Installing the TV Play took only a few minutes. The set-top box can connect to the net over a Wi-Fi or Ethernet connection, and includes both an HDMI port and a composite AV port for the TV (the package includes a composite cord, but not an HDMI). The interface didn't impress at first, but we soon figured out some of the quirks. For example, the UI was clipped on the left and right sides, but that's because widescreen is on by default. Once we changed that and also changed the percentage that the UI is displayed (reducing it from 100 percent to 90 percent), all was well.

The TV Play features a new interface inspired by the popularity of apps. WD calls it an app interface, but it's not really. Channels are displayed in square buttons that WD calls apps. Users can customize the position of these buttons by selecting a button and pressing Option on the remote. They can also add other selections from an on-screen menu.

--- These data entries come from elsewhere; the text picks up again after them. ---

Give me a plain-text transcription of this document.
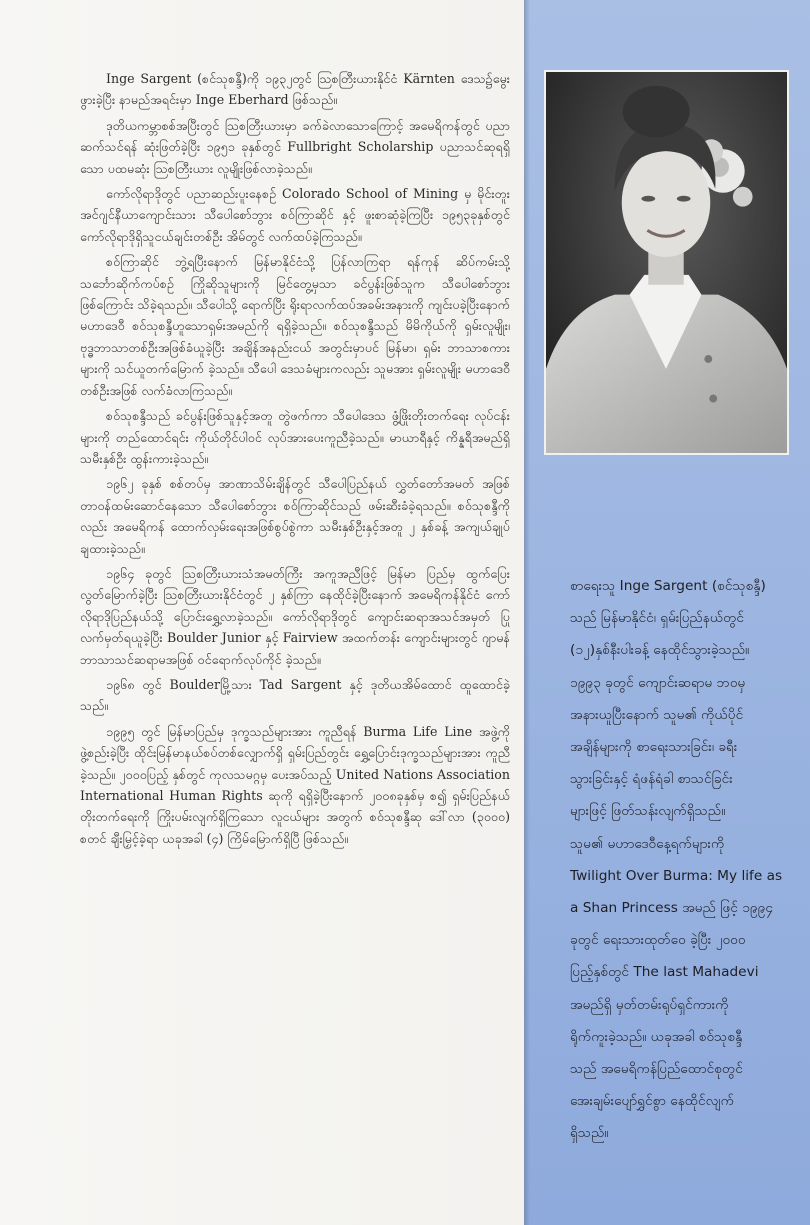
Inge Sargent (စင်သုစန္ဒီ)ကို ၁၉၃၂တွင် ဩစတြီးယားနိုင်ငံ Kärnten ဒေသ၌မွေးဖွားခဲ့ပြီး နာမည်အရင်းမှာ Inge Eberhard ဖြစ်သည်။

ဒုတိယကမ္ဘာစစ်အပြီးတွင် ဩစတြီးယားမှာ ခက်ခဲလာသောကြောင့် အမေရိကန်တွင် ပညာဆက်သင်ရန် ဆုံးဖြတ်ခဲ့ပြီး ၁၉၅၁ ခုနှစ်တွင် Fullbright Scholarship ပညာသင်ဆုရရှိသော ပထမဆုံး ဩစတြီးယား လူမျိုးဖြစ်လာခဲ့သည်။

ကော်လိုရာဒိုတွင် ပညာဆည်းပူးနေစဉ် Colorado School of Mining မှ မိုင်းတူးအင်ဂျင်နီယာကျောင်းသား သီပေါစော်ဘွား စဝ်ကြာဆိုင် နှင့် ဖူးစာဆုံခဲ့ကြပြီး ၁၉၅၃ခုနှစ်တွင် ကော်လိုရာဒိုရှိသူငယ်ချင်းတစ်ဦး အိမ်တွင် လက်ထပ်ခဲ့ကြသည်။

စဝ်ကြာဆိုင် ဘွဲ့ရပြီးနောက် မြန်မာနိုင်ငံသို့ ပြန်လာကြရာ ရန်ကုန် ဆိပ်ကမ်းသို့ သင်္ဘောဆိုက်ကပ်စဉ် ကြိုဆိုသူများကို မြင်တွေ့မှသာ ခင်ပွန်းဖြစ်သူက သီပေါစော်ဘွားဖြစ်ကြောင်း သိခဲ့ရသည်။ သီပေါသို့ ရောက်ပြီး ရိုးရာလက်ထပ်အခမ်းအနားကို ကျင်းပခဲ့ပြီးနောက် မဟာဒေဝီ စဝ်သုစန္ဒီဟူသောရှမ်းအမည်ကို ရရှိခဲ့သည်။ စဝ်သုစန္ဒီသည် မိမိကိုယ်ကို ရှမ်းလူမျိုး၊ ဗုဒ္ဓဘာသာတစ်ဦးအဖြစ်ခံယူခဲ့ပြီး အချိန်အနည်းငယ် အတွင်းမှာပင် မြန်မာ၊ ရှမ်း ဘာသာစကားများကို သင်ယူတက်မြောက် ခဲ့သည်။ သီပေါ ဒေသခံများကလည်း သူမအား ရှမ်းလူမျိုး မဟာဒေဝီ တစ်ဦးအဖြစ် လက်ခံလာကြသည်။

စဝ်သုစန္ဒီသည် ခင်ပွန်းဖြစ်သူနှင့်အတူ တွဲဖက်ကာ သီပေါဒေသ ဖွံ့ဖြိုးတိုးတက်ရေး လုပ်ငန်းများကို တည်ထောင်ရင်း ကိုယ်တိုင်ပါဝင် လုပ်အားပေးကူညီခဲ့သည်။ မာယာရီနှင့် ကိန္နရီအမည်ရှိ သမီးနှစ်ဦး ထွန်းကားခဲ့သည်။

၁၉၆၂ ခုနှစ် စစ်တပ်မှ အာဏာသိမ်းချိန်တွင် သီပေါပြည်နယ် လွှတ်တော်အမတ် အဖြစ် တာဝန်ထမ်းဆောင်နေသော သီပေါစော်ဘွား စဝ်ကြာဆိုင်သည် ဖမ်းဆီးခံခဲ့ရသည်။ စဝ်သုစန္ဒီကိုလည်း အမေရိကန် ထောက်လှမ်းရေးအဖြစ်စွပ်စွဲကာ သမီးနှစ်ဦးနှင့်အတူ ၂ နှစ်ခန့် အကျယ်ချုပ် ချထားခဲ့သည်။

၁၉၆၄ ခုတွင် ဩစတြီးယားသံအမတ်ကြီး အကူအညီဖြင့် မြန်မာ ပြည်မှ ထွက်ပြေးလွတ်မြောက်ခဲ့ပြီး ဩစတြီးယားနိုင်ငံတွင် ၂ နှစ်ကြာ နေထိုင်ခဲ့ပြီးနောက် အမေရိကန်နိုင်ငံ ကော်လိုရာဒိုပြည်နယ်သို့ ပြောင်းရွှေ့လာခဲ့သည်။ ကော်လိုရာဒိုတွင် ကျောင်းဆရာအသင်အမှတ် ပြုလက်မှတ်ရယူခဲ့ပြီး Boulder Junior နှင့် Fairview အထက်တန်း ကျောင်းများတွင် ဂျာမန်ဘာသာသင်ဆရာမအဖြစ် ဝင်ရောက်လုပ်ကိုင် ခဲ့သည်။

၁၉၆၈ တွင် Boulderမြို့သား Tad Sargent နှင့် ဒုတိယအိမ်ထောင် ထူထောင်ခဲ့သည်။

၁၉၉၅ တွင် မြန်မာပြည်မှ ဒုက္ခသည်များအား ကူညီရန် Burma Life Line အဖွဲ့ကို ဖွဲ့စည်းခဲ့ပြီး ထိုင်းမြန်မာနယ်စပ်တစ်လျှောက်ရှိ ရှမ်းပြည်တွင်း ရွှေ့ပြောင်းဒုက္ခသည်များအား ကူညီခဲ့သည်။ ၂၀၀၀ပြည့် နှစ်တွင် ကုလသမဂ္ဂမှ ပေးအပ်သည့် United Nations Association International Human Rights ဆုကို ရရှိခဲ့ပြီးနောက် ၂၀၀၈ခုနှစ်မှ စ၍ ရှမ်းပြည်နယ်တိုးတက်ရေးကို ကြိုးပမ်းလျက်ရှိကြသော လူငယ်များ အတွက် စဝ်သုစန္ဒီဆု ဒေါ်လာ (၃၀၀၀) စတင် ချီးမြှင့်ခဲ့ရာ ယခုအခါ (၄) ကြိမ်မြောက်ရှိပြီ ဖြစ်သည်။

စာရေးသူ Inge Sargent (စင်သုစန္ဒီ)

သည် မြန်မာနိုင်ငံ၊ ရှမ်းပြည်နယ်တွင်

(၁၂)နှစ်နီးပါးခန့် နေထိုင်သွားခဲ့သည်။

၁၉၉၃ ခုတွင် ကျောင်းဆရာမ ဘဝမှ

အနားယူပြီးနောက် သူမ၏ ကိုယ်ပိုင်

အချိန်များကို စာရေးသားခြင်း၊ ခရီး

သွားခြင်းနှင့် ရံဖန်ရံခါ စာသင်ခြင်း

များဖြင့် ဖြတ်သန်းလျက်ရှိသည်။

သူမ၏ မဟာဒေဝီနေ့ရက်များကို

Twilight Over Burma: My life as

a Shan Princess အမည် ဖြင့် ၁၉၉၄

ခုတွင် ရေးသားထုတ်ဝေ ခဲ့ပြီး ၂၀၀၀

ပြည့်နှစ်တွင် The last Mahadevi

အမည်ရှိ မှတ်တမ်းရုပ်ရှင်ကားကို

ရိုက်ကူးခဲ့သည်။ ယခုအခါ စဝ်သုစန္ဒီ

သည် အမေရိကန်ပြည်ထောင်စုတွင်

အေးချမ်းပျော်ရွှင်စွာ နေထိုင်လျက်

ရှိသည်။
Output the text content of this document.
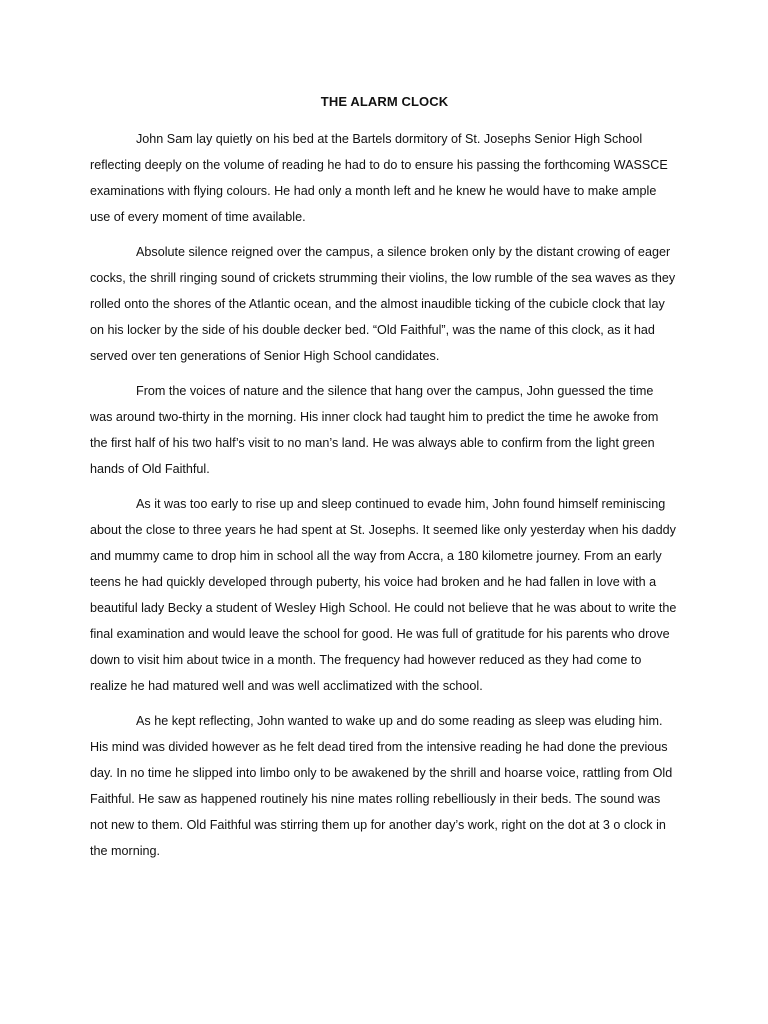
THE ALARM CLOCK

John Sam lay quietly on his bed at the Bartels dormitory of St. Josephs Senior High School reflecting deeply on the volume of reading he had to do to ensure his passing the forthcoming WASSCE examinations with flying colours. He had only a month left and he knew he would have to make ample use of every moment of time available.

Absolute silence reigned over the campus, a silence broken only by the distant crowing of eager cocks, the shrill ringing sound of crickets strumming their violins, the low rumble of the sea waves as they rolled onto the shores of the Atlantic ocean, and the almost inaudible ticking of the cubicle clock that lay on his locker by the side of his double decker bed. “Old Faithful”, was the name of this clock, as it had served over ten generations of Senior High School candidates.

From the voices of nature and the silence that hang over the campus, John guessed the time was around two-thirty in the morning. His inner clock had taught him to predict the time he awoke from the first half of his two half’s visit to no man’s land. He was always able to confirm from the light green hands of Old Faithful.

As it was too early to rise up and sleep continued to evade him, John found himself reminiscing about the close to three years he had spent at St. Josephs. It seemed like only yesterday when his daddy and mummy came to drop him in school all the way from Accra, a 180 kilometre journey. From an early teens he had quickly developed through puberty, his voice had broken and he had fallen in love with a beautiful lady Becky a student of Wesley High School. He could not believe that he was about to write the final examination and would leave the school for good. He was full of gratitude for his parents who drove down to visit him about twice in a month. The frequency had however reduced as they had come to realize he had matured well and was well acclimatized with the school.

As he kept reflecting, John wanted to wake up and do some reading as sleep was eluding him. His mind was divided however as he felt dead tired from the intensive reading he had done the previous day. In no time he slipped into limbo only to be awakened by the shrill and hoarse voice, rattling from Old Faithful. He saw as happened routinely his nine mates rolling rebelliously in their beds. The sound was not new to them. Old Faithful was stirring them up for another day’s work, right on the dot at 3 o clock in the morning.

The box comes with a compact remote that includes one-touch buttons for Netflix, Hulu Plus, and Vudu. Don't look too hard for the Amazon button: there's no Amazon access. The on-screen interface offers Pandora, YouTube, Vimeo, Spotify, and other less well-known options. In a nod to social networking, the TV Play includes Facebook and Twitter connectivity. Entering status updates or tweets, or even looking up an account without a keyboard, though, would be too much of a chore.

Compared to a Roku box, the TV Play interface lacks polish, a consistent WD problem. Also, it feels sluggish. After the user makes a selection, the interface pauses a few seconds more than it should. It makes using the box a chore.

The TV Play supports DLNA networked devices, whether physically connected or located on a home network. We didn't have a compatible device to test. It also includes a USB port, although it doesn't support as many formats as other WD boxes. Supported formats include AVI, MKV, MP4/MOV, WMV9, and FLV. Anyone needing MPEG2 video or DTS audio should look to the WD TV Live set-top box.

WD offers a free WD TV Remote app for iOS and Android devices. It offers full control, and its on-screen keyboard is a must for Facebook or Twitter use. This set-top box can also function as a Slingbox receiver, for people who have a Slingbox connected to another TV.

The device worked well in playing movies, although the sluggishness of the interface made browsing menus slow work.

The TV Play's competition, the Roku 2 XD, normally sells for $79.99, although it's now $10 off. Shoppers will need to decide if they want the WD's Slingbox connectivity and if they can live with the sluggish interface. Once again, WD feels like it's almost there but not quite. If it could create a slick and attractive interface, it might give Roku a real challenge.